Hätte man sich mehr erwarten dürfen nach all den Querelen, der verunglückten Gesundheitsreform, die nun auch noch verschoben wird, nach dem schwachen Auftritt der Bundesregierung nach der Sommerpause? Kann man da noch von einer Lichtgestalt träumen, die ans Pult des Bundestages tritt, das baldige Kommen einer neuen Welt verkündet und Angela Merkel heißt?

Kann man. Anders jedenfalls lassen sich die Kommentare der Presse an diesem Donnerstag kaum interpretieren. So enttäuscht, wie sie sich zeigen, müssen sie von etwas ähnlichem geträumt haben. Da schreibt beispielsweise die Welt über die Rede der Bundeskanzlerin während der Generaldebatte am Mittwoch: "Vom wagemutigen Aufbruchsgeist über die kleinteilige Reparaturarbeit am Standort D. hin zum defensiven Appell ans Ungefähre in gefühligster Grünen-Prosa. So viel Wandel war selten." Die Süddeutsche Zeitung kommentiert: "Man sucht die eigene Handschrift der Kanzlerin - und findet an deren Stelle leider nur drei Kreuze." Und die Westfalenpost meint voller Ironie: "Unbequeme Fragen. Von Merkel dazu kein Wort. Oder die Maxime, dass wir unsere Zukunft nicht verbrauchen dürfen - schön gesagt, Kanzlerin!"

Da bleibt die Frankfurter Rundschau schon nüchterner: "Es ist wahrlich keine beneidenswerte Lage, in der sich die Kanzlerin der Großen Koalition befindet. Denn anders als angekündigt und stets erneut beteuert, ist die Große Koalition ja gerade nicht zur Lösung der großen Probleme in der Lage. Die Große Koalition ist in Wahrheit die Regierung des großen Kompromisses und der ist leider oft genug faul. Angela Merkel kann also, jenseits ihrer persönlichen Fähigkeiten, die großen Sprünge nicht verkünden. Die vielfach beklagte Richtungslosigkeit der Regierung, ihre Langsamkeit und Zögerlichkeit ist programmatisch." Das ist zwar nicht neu, bleibt aber richtig.
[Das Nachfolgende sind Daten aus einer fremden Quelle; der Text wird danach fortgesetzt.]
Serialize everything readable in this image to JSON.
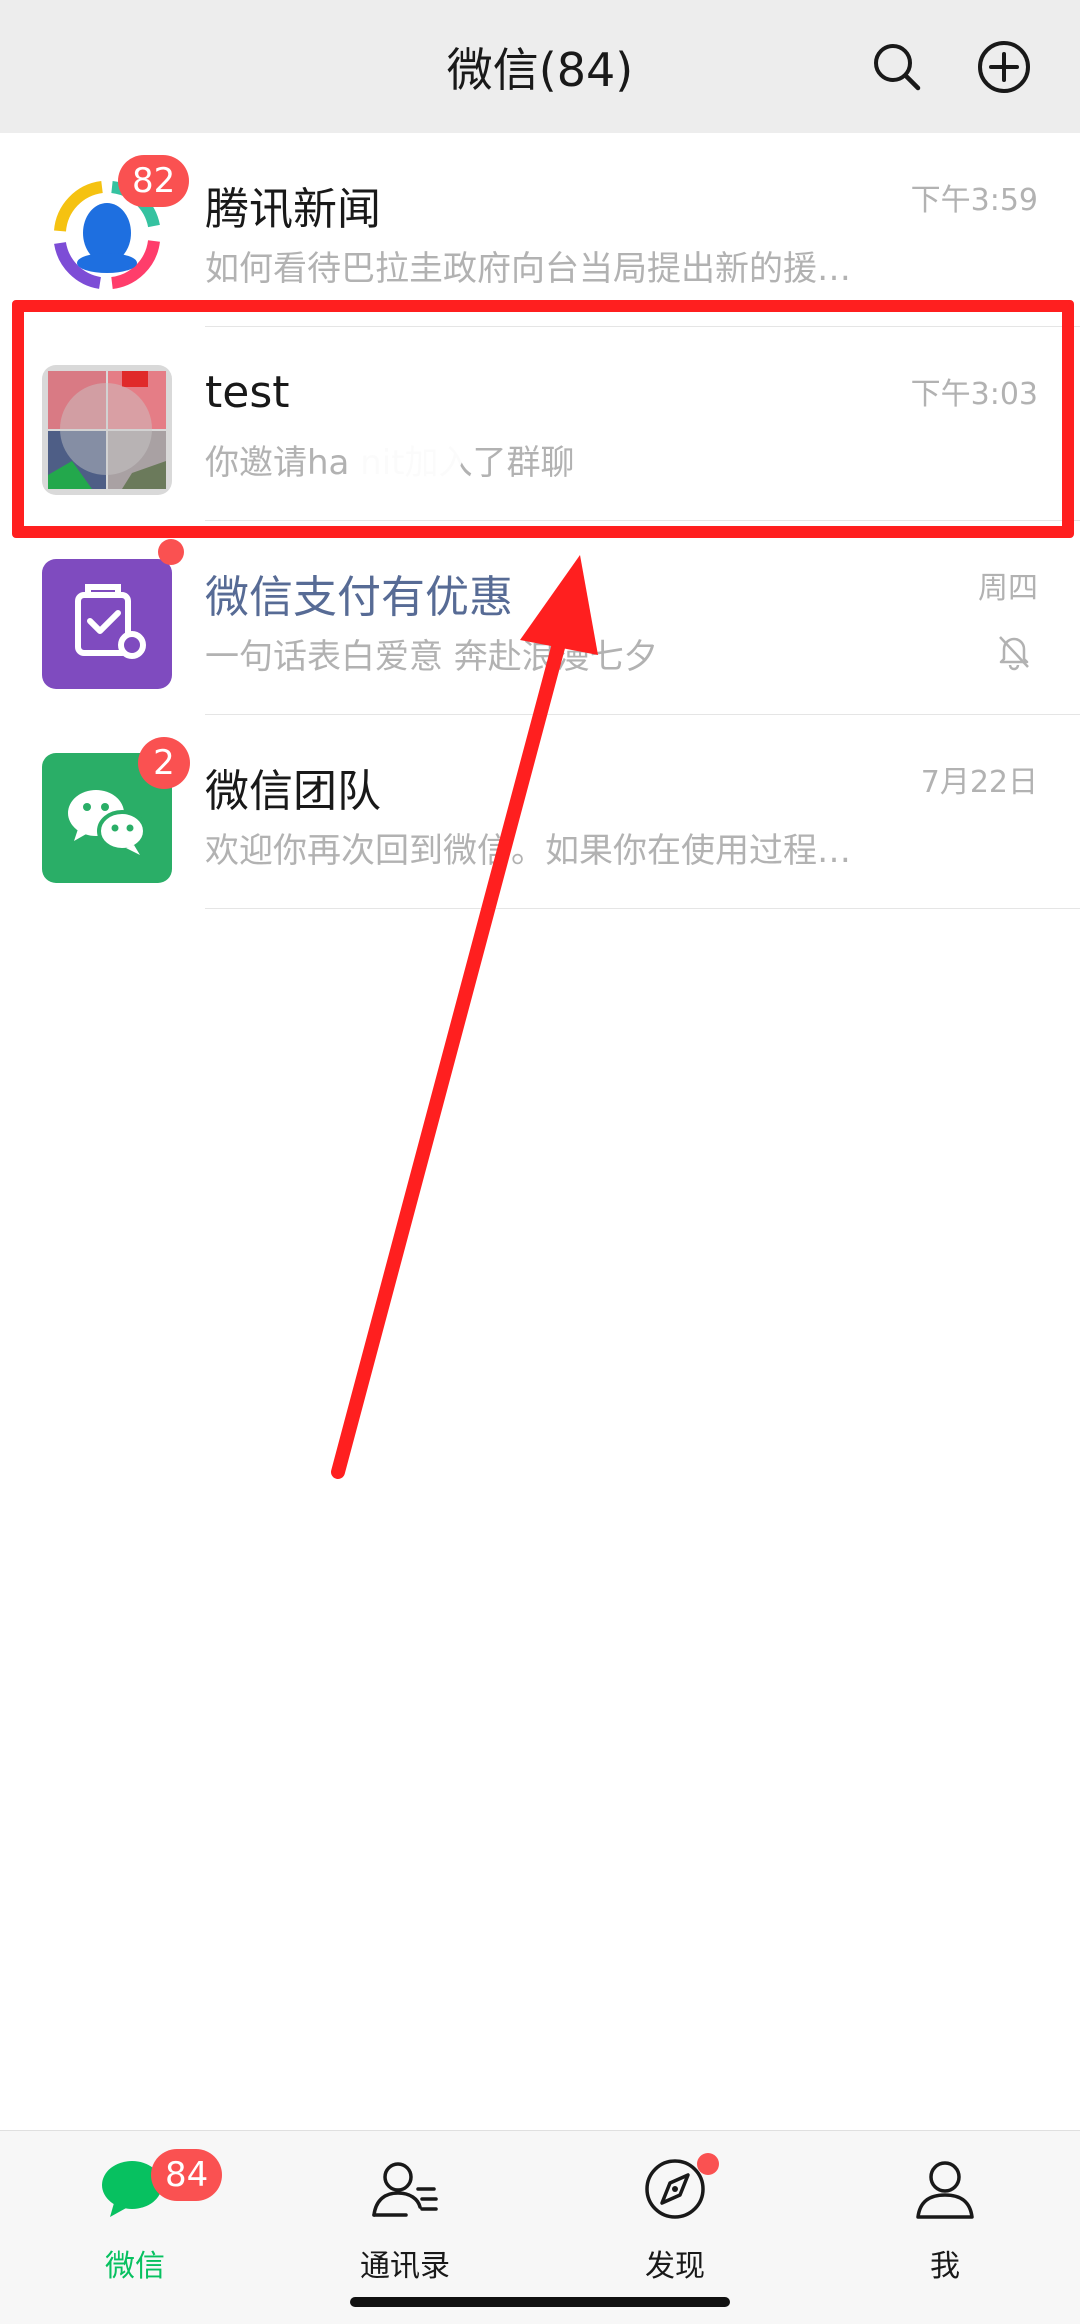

Hat Merkel also alles falsch gemacht, als sie zu den Abgeordneten sprach? Immerhin konzentrierte sich die Kanzlerin diesmal vor allem auf die Außenpolitik - Innenpolitisches hatte sie bei der Debatte um den Haushalt 2006, der erst vor wenigen Monaten beschlossen worden war, offenbar genug gesagt. Die Frankfurter Allgemeine sieht darin einen "nach wie vor beliebten Schachzug von Regierungen, unerquicklichen Streitereien mit der Opposition über die inneren Angelegenheiten durch Entschwinden in die höheren Sphären der Weltpolitik zu entgehen". Und vermisst ein "an den deutschen Interessen ausgerichtetes Raster", mit dessen Hilfe man in jedem Fall einer militärischen Intervention Ziele, Mittel, Chancen, Risiken und Rückzugswege durchdeklinieren könne. Das Handelsblatt springt Merkel dagegen bei: "Wer jetzt von einer Flucht der Kanzlerin in die Außenpolitik spräche, beginge einen schweren Irrtum. Wenn die Regierungschefin so deutlich sagt, dass Deutschland sich nicht heraushalten kann und es nicht einmal abstrakte Kriterien dafür gibt, wo wir militärisch eingreifen und wo nicht, weil jede Krise für sich bewertet werden muss, dann fliegen ihr heute keinerlei Sympathien zu."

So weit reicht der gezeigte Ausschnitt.